Honorary Clare Fellow Sir Andrew Wiles (Mathematics, 1974), has been appointed by Her Majesty the Queen as Oxford’s first Regius Professor of Mathematics. This occasions marks the first Regius Professorship awarded to Oxford since 1842. Sir Andrew received his B.A. at Merton College, Oxford before completing his Ph.D. at Clare. Celebrated for his proof of Fermat’s Last Theorem, Sir Andrew is one of the world’s most well-known mathematicians. In 2016 he was awarded the highest honour in mathematics, the Abel Prize, followed by the Royal Society’s oldest and most prestigious award, the Copley medal, in 2017.
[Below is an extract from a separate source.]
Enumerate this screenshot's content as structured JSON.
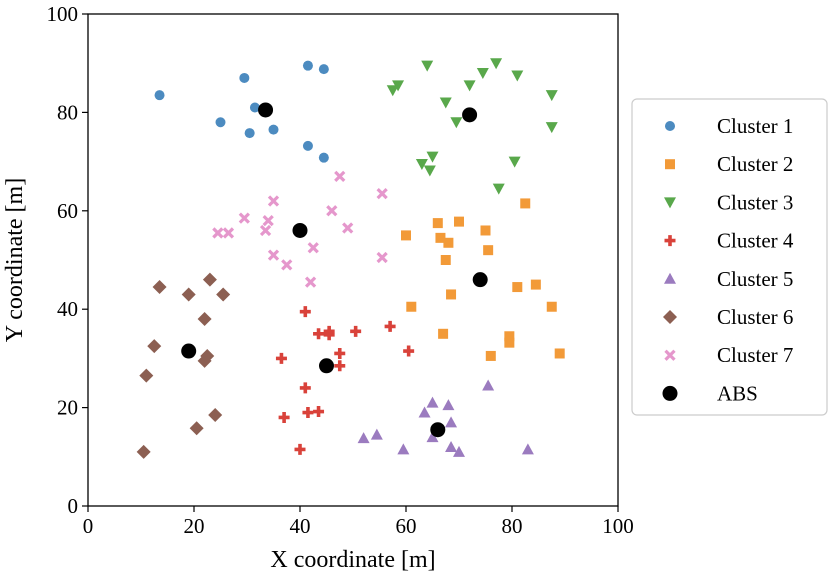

Sir Andrew, a Fellow of Merton College, is the Royal Society Research Professor of Mathematics at Oxford. His colleague Professor Martin Bridson, Head of Oxford’s Mathematical Institute, said: “It is entirely fitting that the first holder of this Professorship should be Sir Andrew Wiles. Nobody exemplifies the relentless pursuit of mathematical understanding in the service of mankind better than him.”

The rare title was granted as part of the Queen’s 90^{th} birthday celebrations. Sir Andrew’s father, the Rev Maurice Wiles, was a Dean and Fellow of Clare as well as Regius Professor of Divinity at Oxford.